I don't like reacting to the death of writers. If I don't particularly care for the writer, or am not an expert, then I don't have much to say or much that I particularly want to say. If I do admire the writer, then I don't like mixing the emotion of the death in with my feelings about the work. I see those two things as different categories. So I didn't comment on the passing of Montejo last summer, for example.

With John Updike, I am in the position of having read many of his works before I turned 20--and very few if any afterwards. I basically read every Updike book as it came out in the 1970s, and also every paperback my parents had lying around. I liked The Centaur a lot, and some of the short stories. I also tended to read every story in every issue of the New Yorker. At a certain point--whether in my own reading of him or in his actual writing as he aged--his prose started to grate on my nerves and I lost my capacity to read his new work.
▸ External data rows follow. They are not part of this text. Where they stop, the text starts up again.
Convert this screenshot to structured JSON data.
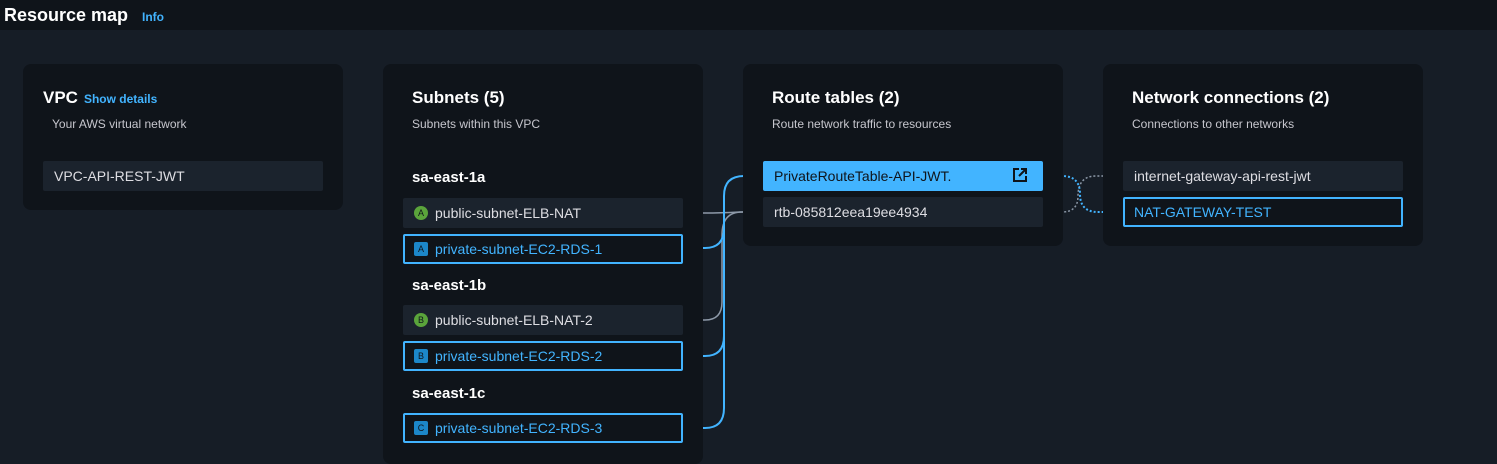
{
  "header": {
    "title": "Resource map",
    "info_label": "Info"
  },
  "vpc": {
    "title": "VPC",
    "show_details": "Show details",
    "subtitle": "Your AWS virtual network",
    "name": "VPC-API-REST-JWT"
  },
  "subnets": {
    "title": "Subnets (5)",
    "subtitle": "Subnets within this VPC",
    "zones": [
      {
        "name": "sa-east-1a",
        "items": [
          {
            "label": "public-subnet-ELB-NAT",
            "badge": "A"
          },
          {
            "label": "private-subnet-EC2-RDS-1",
            "badge": "A"
          }
        ]
      },
      {
        "name": "sa-east-1b",
        "items": [
          {
            "label": "public-subnet-ELB-NAT-2",
            "badge": "B"
          },
          {
            "label": "private-subnet-EC2-RDS-2",
            "badge": "B"
          }
        ]
      },
      {
        "name": "sa-east-1c",
        "items": [
          {
            "label": "private-subnet-EC2-RDS-3",
            "badge": "C"
          }
        ]
      }
    ]
  },
  "route_tables": {
    "title": "Route tables (2)",
    "subtitle": "Route network traffic to resources",
    "items": [
      {
        "label": "PrivateRouteTable-API-JWT.",
        "icon": "external-link-icon"
      },
      {
        "label": "rtb-085812eea19ee4934"
      }
    ]
  },
  "network_connections": {
    "title": "Network connections (2)",
    "subtitle": "Connections to other networks",
    "items": [
      {
        "label": "internet-gateway-api-rest-jwt"
      },
      {
        "label": "NAT-GATEWAY-TEST"
      }
    ]
  },
  "colors": {
    "accent": "#42b4ff",
    "public_badge": "#5aa43b",
    "private_badge": "#1c87c9",
    "link_muted": "#8d99a8"
  }
}
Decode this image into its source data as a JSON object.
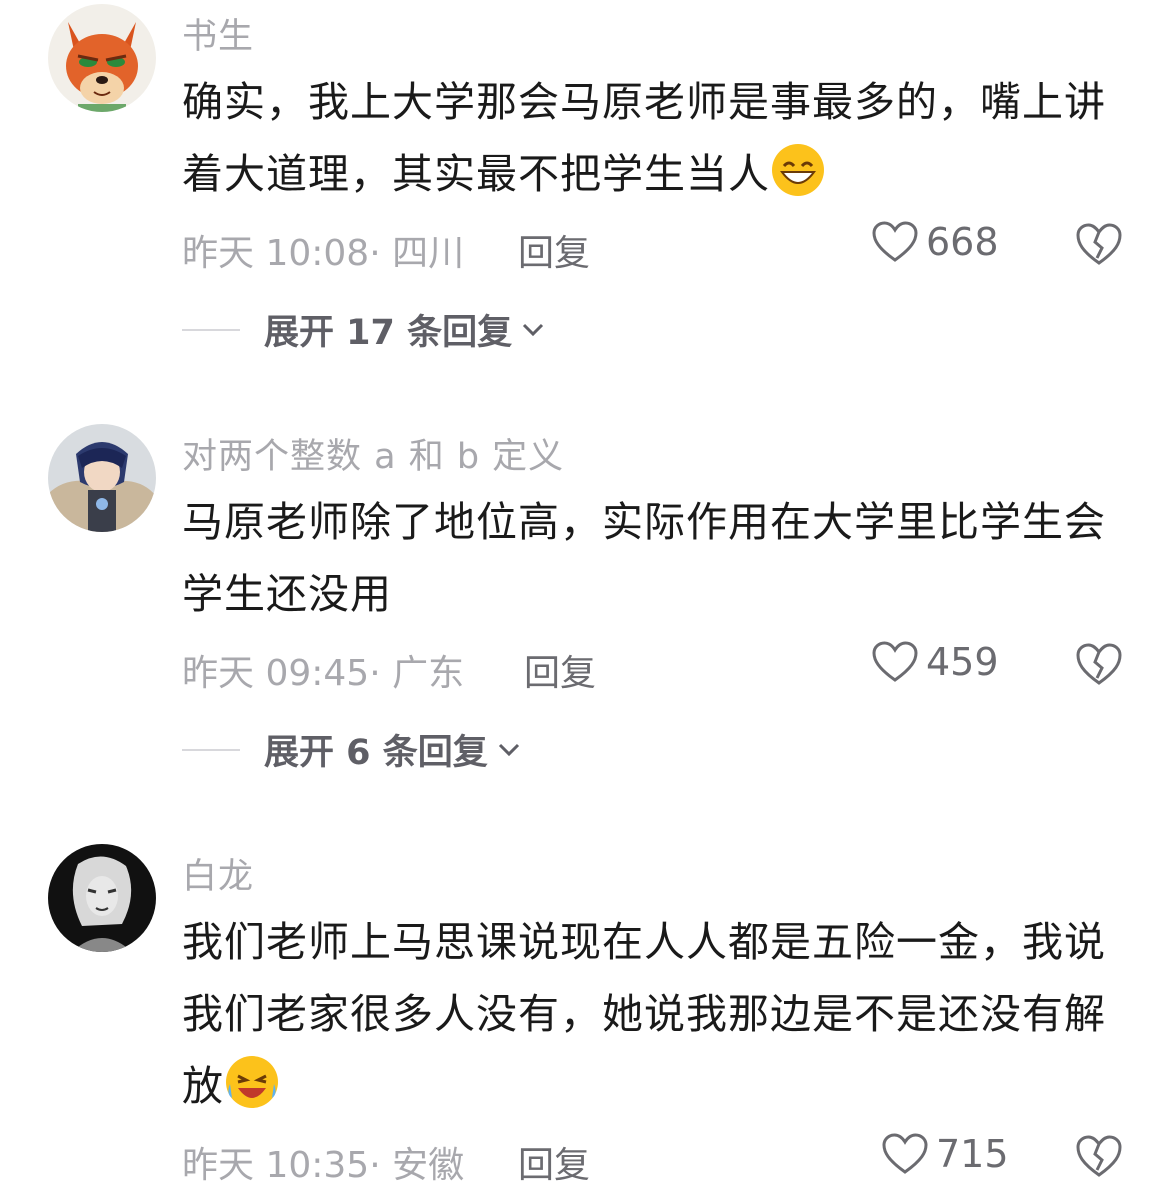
{
  "comments": [
    {
      "username": "书生",
      "text": "确实，我上大学那会马原老师是事最多的，嘴上讲着大道理，其实最不把学生当人",
      "emoji": "grin-emoji",
      "time": "昨天 10:08",
      "location": "四川",
      "reply_label": "回复",
      "likes": "668",
      "expand_label": "展开 17 条回复",
      "avatar": "fox-avatar"
    },
    {
      "username": "对两个整数 a 和 b 定义",
      "text": "马原老师除了地位高，实际作用在大学里比学生会学生还没用",
      "time": "昨天 09:45",
      "location": "广东",
      "reply_label": "回复",
      "likes": "459",
      "expand_label": "展开 6 条回复",
      "avatar": "anime-avatar"
    },
    {
      "username": "白龙",
      "text": "我们老师上马思课说现在人人都是五险一金，我说我们老家很多人没有，她说我那边是不是还没有解放",
      "emoji": "laugh-cry-emoji",
      "time": "昨天 10:35",
      "location": "安徽",
      "reply_label": "回复",
      "likes": "715",
      "avatar": "dark-portrait-avatar"
    }
  ],
  "colors": {
    "text": "#1a1a1a",
    "muted": "#a8a8ad",
    "action": "#6b6b70"
  }
}
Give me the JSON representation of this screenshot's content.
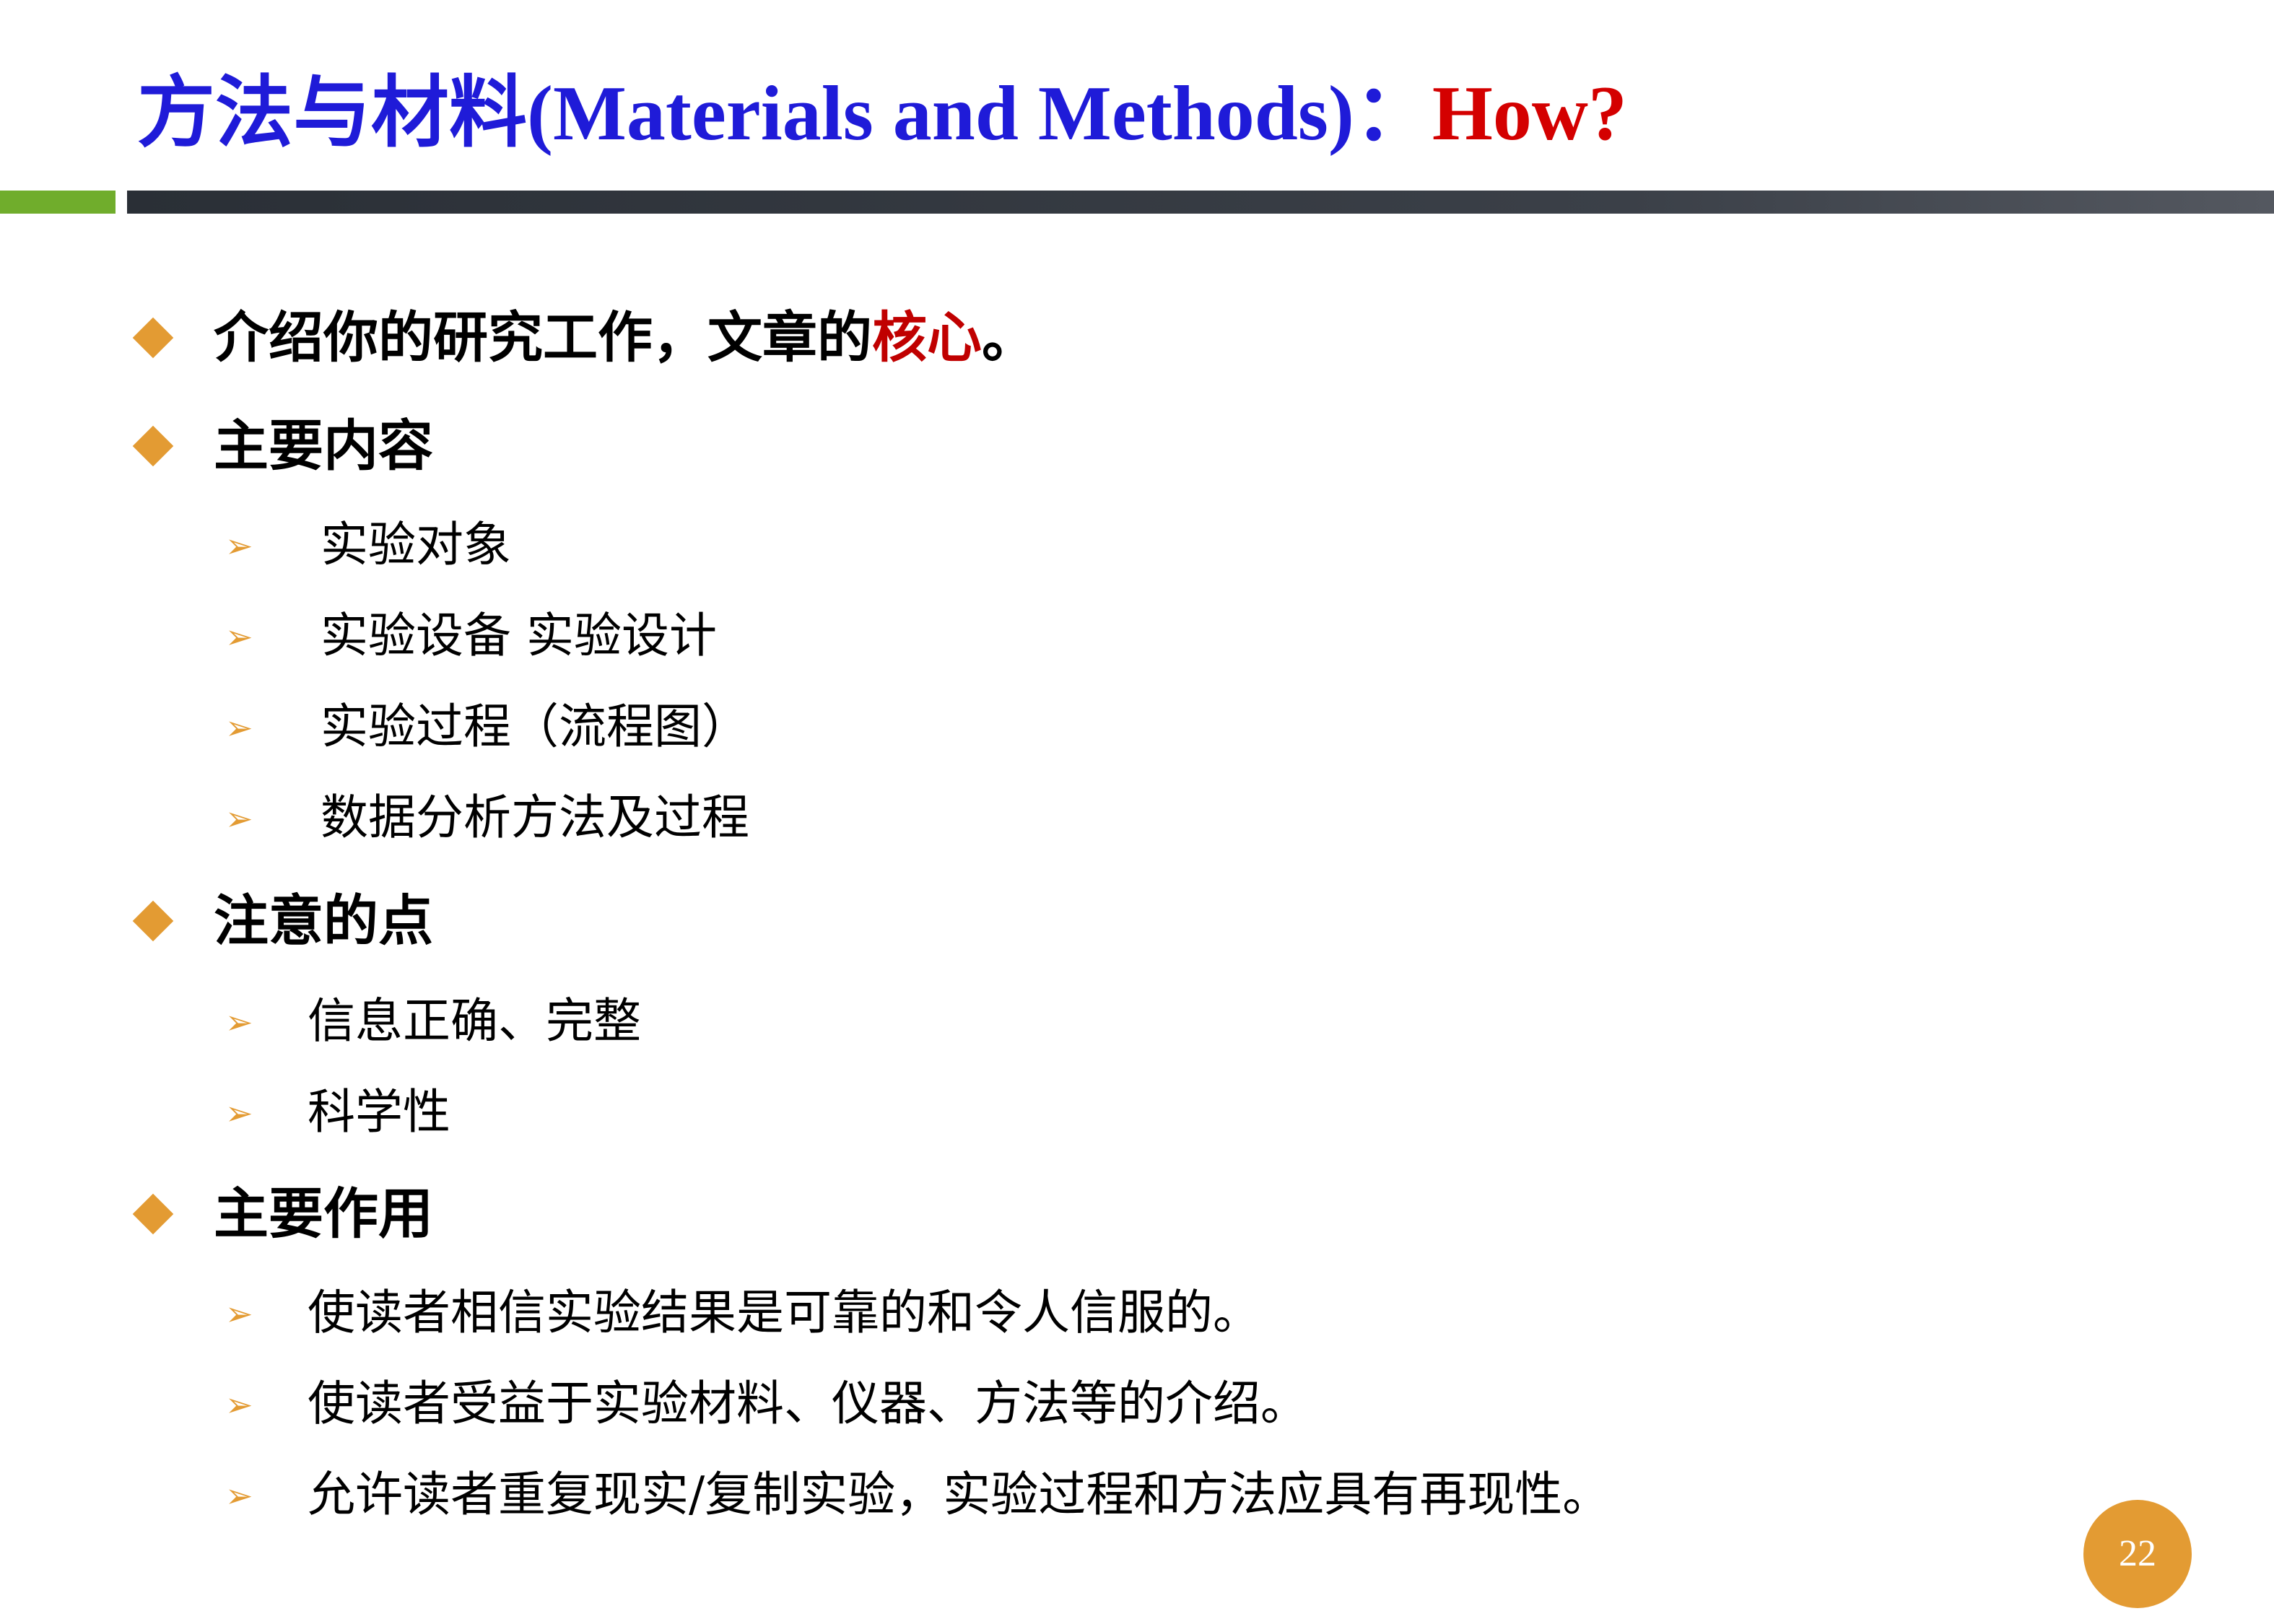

So it's safe to say I've never read Rabbit Kicks the Bucket, or Memoirs of the Grant Administration, or Argentine Languors.

The fallacy of the Updike style is in not thinking that if a little bit of "fine writing" is a good thing," a whole lot more of it is even better. The "better" his writing got, the worse it actually was. He didn't know when to stop. As subtle as his style was, it was a "crude" instrument in the sense that it no longer had any relation of aptness to a subject, of being fit for a particular purpose. This created an odd kind of tone deafness, as in his ornate description of the towers coming down.

It's also true that Updike is part of the formation of my mental image of the writer. For me, a real writer appeared in the New York Review of Books and the New Yorker and wrote about sophisticated adult themes. Updike was my chief source of pornography until I discovered Henry Miller.

1 comentario:

Thomas Basbøll dijo...

Your critique reminded me of Mailer's view of Updike in "Some Children of the Goddess". I just looked it up:

"The trouble is that young John, like many a good young wirter before him, does not know exactly what to d owhen the action lapses, and so he cultivates his private vice, he writes. And there are long overfingered descriptions in exacerbated syntax, airless crypts of four or five pages, huge inner exertion reminiscent of weight lifters, a stale sweet sweat clings to his phrases." (Cannibals & Christians, p. 120)

Typing that I wonder if he is committing the vice he is describing.